= Chris Nkwonta =

Nigerian politician

Christian "Chris" Nkwonta (born November 3, 1960) is a Nigerian politician and the member representing Ukwa East/Ukwa West federal constituency Abia state. He is the Chairman, House of Representatives Committee on Climate change, and also the chairman of House Committee on South East Development Commission (SEDC).

== Early Life and Education ==
Nkwonta, often referred to as Chief Sir Chris Nkwonta (Oke Oji Abia), was born on November 3, 1960, in Akwete, Ukwa East Local Government Area (LGA) of Abia State, Nigeria, to the family of Late Chief Chibor Nkwonta and Mrs. Mercy Opunne Nkwonta.
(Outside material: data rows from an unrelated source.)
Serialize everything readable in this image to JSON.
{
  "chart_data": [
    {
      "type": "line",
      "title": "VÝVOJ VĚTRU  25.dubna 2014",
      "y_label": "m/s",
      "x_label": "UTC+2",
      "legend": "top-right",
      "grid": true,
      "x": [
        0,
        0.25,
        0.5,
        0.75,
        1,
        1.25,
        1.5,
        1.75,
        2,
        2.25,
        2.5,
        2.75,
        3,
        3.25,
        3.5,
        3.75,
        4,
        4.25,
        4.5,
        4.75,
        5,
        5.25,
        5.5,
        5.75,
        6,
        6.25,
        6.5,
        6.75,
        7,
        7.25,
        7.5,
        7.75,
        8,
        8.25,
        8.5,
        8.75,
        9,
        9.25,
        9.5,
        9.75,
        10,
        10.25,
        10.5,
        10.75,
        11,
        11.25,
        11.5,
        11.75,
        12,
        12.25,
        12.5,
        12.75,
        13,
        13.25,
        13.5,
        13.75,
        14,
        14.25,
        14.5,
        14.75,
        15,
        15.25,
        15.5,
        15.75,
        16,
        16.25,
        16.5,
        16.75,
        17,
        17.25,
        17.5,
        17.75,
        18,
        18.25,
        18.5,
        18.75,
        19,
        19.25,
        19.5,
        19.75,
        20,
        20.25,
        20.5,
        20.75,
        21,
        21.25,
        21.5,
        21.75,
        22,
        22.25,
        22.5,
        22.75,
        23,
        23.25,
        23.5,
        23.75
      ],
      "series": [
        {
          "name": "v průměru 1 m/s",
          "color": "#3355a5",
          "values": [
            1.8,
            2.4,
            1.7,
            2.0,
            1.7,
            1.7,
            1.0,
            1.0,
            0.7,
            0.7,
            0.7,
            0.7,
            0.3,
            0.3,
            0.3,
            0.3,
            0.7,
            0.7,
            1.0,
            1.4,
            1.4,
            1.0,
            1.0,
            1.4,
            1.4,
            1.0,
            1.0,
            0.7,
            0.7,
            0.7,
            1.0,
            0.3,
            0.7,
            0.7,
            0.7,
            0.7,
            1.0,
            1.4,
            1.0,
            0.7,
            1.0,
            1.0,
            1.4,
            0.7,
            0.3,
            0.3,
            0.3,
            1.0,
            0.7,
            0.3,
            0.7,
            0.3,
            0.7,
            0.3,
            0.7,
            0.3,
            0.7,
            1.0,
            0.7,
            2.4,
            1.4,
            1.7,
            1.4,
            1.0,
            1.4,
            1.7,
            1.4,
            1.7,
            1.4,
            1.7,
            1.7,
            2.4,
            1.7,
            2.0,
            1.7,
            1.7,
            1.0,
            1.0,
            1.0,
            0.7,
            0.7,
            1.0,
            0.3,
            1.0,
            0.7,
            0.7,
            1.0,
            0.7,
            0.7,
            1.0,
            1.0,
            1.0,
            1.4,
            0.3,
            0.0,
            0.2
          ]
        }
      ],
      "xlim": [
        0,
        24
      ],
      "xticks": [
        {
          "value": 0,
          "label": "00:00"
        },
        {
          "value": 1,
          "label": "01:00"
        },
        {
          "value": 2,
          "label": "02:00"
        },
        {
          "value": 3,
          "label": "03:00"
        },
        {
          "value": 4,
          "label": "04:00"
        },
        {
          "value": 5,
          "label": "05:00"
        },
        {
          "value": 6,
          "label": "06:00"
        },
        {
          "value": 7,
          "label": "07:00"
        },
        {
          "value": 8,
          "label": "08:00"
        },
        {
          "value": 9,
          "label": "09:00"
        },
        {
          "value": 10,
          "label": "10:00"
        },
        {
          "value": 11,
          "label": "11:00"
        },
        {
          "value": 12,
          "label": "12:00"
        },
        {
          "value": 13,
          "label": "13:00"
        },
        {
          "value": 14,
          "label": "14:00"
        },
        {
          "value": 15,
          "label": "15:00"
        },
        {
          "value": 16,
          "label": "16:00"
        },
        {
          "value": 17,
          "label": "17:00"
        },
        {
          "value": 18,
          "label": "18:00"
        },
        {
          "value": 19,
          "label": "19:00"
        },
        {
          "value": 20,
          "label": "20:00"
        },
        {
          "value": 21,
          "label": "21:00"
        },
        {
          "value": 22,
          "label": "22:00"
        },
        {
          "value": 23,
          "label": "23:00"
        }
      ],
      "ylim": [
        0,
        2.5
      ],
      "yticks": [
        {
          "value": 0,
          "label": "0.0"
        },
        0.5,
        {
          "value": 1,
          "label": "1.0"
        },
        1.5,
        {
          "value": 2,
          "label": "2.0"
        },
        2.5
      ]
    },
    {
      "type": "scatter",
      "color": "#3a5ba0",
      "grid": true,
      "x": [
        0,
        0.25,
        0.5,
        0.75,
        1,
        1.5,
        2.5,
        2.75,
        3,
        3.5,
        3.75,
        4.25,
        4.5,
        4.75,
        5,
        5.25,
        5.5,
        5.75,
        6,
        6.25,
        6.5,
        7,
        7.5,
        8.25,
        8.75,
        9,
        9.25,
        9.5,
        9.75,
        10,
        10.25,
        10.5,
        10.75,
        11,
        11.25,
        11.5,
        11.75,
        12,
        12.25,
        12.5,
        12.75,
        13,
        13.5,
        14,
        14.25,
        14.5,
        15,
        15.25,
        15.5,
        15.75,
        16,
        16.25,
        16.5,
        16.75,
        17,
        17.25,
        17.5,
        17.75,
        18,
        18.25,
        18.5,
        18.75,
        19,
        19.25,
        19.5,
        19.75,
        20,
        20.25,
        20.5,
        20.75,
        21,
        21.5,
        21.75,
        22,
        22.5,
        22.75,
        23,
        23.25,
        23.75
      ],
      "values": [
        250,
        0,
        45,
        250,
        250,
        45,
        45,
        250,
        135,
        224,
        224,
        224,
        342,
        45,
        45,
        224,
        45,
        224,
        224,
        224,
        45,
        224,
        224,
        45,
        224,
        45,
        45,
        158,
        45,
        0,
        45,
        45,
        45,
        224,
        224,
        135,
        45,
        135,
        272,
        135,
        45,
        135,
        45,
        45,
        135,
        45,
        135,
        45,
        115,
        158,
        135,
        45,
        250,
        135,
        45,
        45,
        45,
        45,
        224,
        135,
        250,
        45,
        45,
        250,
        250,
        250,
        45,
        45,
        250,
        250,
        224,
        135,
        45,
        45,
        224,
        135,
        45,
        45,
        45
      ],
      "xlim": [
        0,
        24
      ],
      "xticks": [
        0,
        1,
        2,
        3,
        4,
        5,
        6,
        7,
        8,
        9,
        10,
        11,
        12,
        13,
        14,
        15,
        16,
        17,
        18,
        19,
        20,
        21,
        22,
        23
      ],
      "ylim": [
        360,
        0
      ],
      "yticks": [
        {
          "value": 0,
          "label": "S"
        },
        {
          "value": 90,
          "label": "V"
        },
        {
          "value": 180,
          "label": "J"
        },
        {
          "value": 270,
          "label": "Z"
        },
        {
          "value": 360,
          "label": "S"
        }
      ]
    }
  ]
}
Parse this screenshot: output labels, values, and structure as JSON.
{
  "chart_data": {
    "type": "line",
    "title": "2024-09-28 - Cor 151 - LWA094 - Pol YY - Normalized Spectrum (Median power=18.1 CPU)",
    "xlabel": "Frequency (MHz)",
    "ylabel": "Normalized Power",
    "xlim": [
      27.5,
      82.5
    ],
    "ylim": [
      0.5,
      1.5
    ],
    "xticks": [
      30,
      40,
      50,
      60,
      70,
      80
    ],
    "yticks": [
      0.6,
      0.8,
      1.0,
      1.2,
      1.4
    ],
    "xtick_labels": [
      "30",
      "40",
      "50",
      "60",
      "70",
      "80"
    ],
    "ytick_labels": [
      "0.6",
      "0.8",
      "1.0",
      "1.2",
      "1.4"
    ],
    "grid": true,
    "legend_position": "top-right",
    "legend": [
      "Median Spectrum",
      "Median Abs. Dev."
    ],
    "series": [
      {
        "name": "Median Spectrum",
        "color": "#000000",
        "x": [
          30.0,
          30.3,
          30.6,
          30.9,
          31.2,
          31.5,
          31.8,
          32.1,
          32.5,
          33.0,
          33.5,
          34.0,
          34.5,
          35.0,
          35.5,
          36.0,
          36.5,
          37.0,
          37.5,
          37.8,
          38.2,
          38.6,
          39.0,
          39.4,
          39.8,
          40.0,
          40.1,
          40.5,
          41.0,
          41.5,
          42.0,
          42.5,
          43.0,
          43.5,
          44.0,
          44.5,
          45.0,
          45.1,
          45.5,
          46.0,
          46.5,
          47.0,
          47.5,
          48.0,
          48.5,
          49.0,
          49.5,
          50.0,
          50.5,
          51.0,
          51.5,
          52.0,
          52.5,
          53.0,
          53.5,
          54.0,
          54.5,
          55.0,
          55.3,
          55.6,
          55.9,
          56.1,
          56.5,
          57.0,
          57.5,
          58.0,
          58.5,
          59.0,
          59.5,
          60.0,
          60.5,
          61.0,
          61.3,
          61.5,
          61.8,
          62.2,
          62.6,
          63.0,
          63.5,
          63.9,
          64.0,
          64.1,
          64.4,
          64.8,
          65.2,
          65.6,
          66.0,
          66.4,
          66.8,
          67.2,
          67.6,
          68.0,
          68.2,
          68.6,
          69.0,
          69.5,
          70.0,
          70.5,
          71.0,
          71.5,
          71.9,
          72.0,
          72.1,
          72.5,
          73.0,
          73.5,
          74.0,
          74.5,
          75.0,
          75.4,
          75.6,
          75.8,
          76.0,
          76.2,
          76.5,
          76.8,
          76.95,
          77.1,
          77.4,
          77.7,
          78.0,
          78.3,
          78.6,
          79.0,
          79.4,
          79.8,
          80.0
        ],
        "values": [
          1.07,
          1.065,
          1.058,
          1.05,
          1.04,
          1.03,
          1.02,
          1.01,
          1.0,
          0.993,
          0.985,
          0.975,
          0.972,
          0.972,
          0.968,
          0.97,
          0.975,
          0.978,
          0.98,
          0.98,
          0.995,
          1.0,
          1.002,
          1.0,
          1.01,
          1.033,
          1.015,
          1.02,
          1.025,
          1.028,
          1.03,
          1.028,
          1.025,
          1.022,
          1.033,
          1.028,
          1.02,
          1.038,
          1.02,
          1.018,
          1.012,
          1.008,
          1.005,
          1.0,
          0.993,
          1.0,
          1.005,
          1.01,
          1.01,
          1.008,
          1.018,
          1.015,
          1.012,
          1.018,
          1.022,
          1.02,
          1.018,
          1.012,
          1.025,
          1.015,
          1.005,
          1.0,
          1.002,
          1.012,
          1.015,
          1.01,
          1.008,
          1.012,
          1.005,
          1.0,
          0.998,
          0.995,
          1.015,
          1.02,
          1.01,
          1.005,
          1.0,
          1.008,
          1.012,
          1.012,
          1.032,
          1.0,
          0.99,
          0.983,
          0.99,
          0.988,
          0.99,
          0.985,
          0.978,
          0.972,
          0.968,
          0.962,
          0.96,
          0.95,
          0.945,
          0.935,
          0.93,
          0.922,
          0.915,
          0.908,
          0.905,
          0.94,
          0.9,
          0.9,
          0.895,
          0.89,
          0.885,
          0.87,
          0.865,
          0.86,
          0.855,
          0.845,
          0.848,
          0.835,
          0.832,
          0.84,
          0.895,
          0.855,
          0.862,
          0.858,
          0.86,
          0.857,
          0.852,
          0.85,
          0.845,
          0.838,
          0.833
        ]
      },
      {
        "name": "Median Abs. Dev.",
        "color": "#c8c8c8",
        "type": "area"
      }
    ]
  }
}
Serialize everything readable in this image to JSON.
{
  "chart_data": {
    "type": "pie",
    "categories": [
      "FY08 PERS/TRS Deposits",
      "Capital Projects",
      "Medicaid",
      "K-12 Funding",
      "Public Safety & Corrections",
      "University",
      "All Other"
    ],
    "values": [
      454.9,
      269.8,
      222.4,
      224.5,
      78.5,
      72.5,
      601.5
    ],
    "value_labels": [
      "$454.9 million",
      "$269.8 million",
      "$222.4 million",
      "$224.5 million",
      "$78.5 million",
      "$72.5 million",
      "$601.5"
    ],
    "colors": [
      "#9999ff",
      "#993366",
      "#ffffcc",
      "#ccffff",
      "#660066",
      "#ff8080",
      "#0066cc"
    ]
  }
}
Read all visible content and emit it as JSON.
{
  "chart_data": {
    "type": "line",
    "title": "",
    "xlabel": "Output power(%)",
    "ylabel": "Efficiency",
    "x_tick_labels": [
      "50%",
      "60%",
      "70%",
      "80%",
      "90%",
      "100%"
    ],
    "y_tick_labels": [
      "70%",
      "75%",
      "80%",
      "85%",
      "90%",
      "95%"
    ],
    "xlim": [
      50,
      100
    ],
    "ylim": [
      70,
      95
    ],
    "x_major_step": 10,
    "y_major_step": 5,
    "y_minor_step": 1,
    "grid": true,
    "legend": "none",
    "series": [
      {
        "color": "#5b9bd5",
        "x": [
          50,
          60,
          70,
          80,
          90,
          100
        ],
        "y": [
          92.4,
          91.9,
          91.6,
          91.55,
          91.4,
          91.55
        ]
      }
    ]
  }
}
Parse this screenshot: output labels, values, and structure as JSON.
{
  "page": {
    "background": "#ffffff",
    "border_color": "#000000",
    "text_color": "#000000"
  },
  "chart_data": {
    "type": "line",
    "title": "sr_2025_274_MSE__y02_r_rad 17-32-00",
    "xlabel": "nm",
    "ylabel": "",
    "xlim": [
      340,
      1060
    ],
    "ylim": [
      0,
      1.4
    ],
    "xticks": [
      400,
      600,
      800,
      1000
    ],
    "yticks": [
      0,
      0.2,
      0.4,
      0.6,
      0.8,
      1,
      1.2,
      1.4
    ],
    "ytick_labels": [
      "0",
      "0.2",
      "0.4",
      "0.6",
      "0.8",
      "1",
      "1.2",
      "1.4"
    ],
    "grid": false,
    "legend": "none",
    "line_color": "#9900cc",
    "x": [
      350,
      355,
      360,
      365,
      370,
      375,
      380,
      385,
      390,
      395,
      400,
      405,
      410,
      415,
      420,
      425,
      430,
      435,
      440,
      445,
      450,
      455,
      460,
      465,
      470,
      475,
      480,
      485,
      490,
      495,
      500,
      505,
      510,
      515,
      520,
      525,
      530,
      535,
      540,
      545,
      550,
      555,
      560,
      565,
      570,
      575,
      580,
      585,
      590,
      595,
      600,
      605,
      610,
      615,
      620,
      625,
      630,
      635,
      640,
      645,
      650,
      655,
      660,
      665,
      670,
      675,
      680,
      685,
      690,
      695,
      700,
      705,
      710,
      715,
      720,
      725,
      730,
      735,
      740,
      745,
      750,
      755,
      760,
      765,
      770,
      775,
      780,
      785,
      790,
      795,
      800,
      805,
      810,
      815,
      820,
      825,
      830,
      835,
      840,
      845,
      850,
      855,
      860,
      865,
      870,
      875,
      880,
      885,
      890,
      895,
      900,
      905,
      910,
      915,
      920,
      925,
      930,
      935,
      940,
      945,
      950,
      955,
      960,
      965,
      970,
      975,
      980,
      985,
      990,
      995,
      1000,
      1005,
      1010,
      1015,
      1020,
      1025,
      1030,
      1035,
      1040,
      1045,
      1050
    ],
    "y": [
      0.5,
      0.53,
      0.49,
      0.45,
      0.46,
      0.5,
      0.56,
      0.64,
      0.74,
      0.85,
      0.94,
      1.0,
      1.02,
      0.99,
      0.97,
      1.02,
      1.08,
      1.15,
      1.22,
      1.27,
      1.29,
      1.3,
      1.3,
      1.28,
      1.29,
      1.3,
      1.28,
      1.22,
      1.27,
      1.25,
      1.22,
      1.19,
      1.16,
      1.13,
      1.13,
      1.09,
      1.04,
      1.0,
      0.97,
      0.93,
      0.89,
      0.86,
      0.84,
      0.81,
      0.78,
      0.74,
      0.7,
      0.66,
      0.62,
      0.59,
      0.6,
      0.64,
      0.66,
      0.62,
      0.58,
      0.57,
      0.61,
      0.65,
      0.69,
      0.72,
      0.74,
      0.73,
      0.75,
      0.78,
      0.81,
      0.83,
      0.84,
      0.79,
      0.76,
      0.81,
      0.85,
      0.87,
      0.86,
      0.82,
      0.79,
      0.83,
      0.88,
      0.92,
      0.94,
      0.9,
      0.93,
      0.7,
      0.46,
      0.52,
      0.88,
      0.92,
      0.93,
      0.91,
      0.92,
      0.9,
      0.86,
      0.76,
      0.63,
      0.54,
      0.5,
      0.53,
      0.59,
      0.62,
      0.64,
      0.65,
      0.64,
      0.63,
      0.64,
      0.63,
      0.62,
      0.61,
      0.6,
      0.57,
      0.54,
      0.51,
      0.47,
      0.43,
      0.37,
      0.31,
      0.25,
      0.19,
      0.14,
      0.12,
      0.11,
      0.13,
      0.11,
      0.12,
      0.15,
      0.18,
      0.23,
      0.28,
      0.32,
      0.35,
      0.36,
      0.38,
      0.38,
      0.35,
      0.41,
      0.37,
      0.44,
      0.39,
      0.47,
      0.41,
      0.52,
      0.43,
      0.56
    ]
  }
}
He had his secondary education at Community Secondary School, Akwete, where he often missed school to engage in farming and fishing, in order to fund his studies because he came from a very humble background. Despite these challenges, he completed his secondary education and pursued higher learning abroad. He had his undergraduate studies in Maritime Studies in the 1981 at the Center for Business Studies, London (now part of the University of Greenwich), graduating successfully. He returned to Nigeria in 1985 to complete his National Youth Service Corps (NYSC) assignment, after which he joined the Nigerian Ports Authority (NPA), beginning his professional career in the maritime sector. He also holds Masters Degree in Business Administration (MBA) with Specialization in Leadership and Sustainability from University of Cumbria, United Kingdom (2012 – 2014).

== Professional Career ==
He has spent over thirty years professionally in maritime, shipping, logistics, oil and gas, and hospitality. After his NYSC, he first worked at the Nigeria Ports Authority, and also other establishments, including

- True Venture Nigeria Limited: 1986 – 1992
- Floor Mills of Nigeria PLC: March – May 1992
- Exon Mobil Limited: 1992 – 1995.
- Fymak Nigeria Limited: 1996 – 1997.
- Shell Petroleum Development Company: 1997 – 2001.

Through all these, he gained expertise in transport and administration, becoming a Professional Member of both the Chartered Institute of Transport and the Chartered Institute of Transport Administration, London, UK. From there, he established BlueSeas Maritime Services in 2003.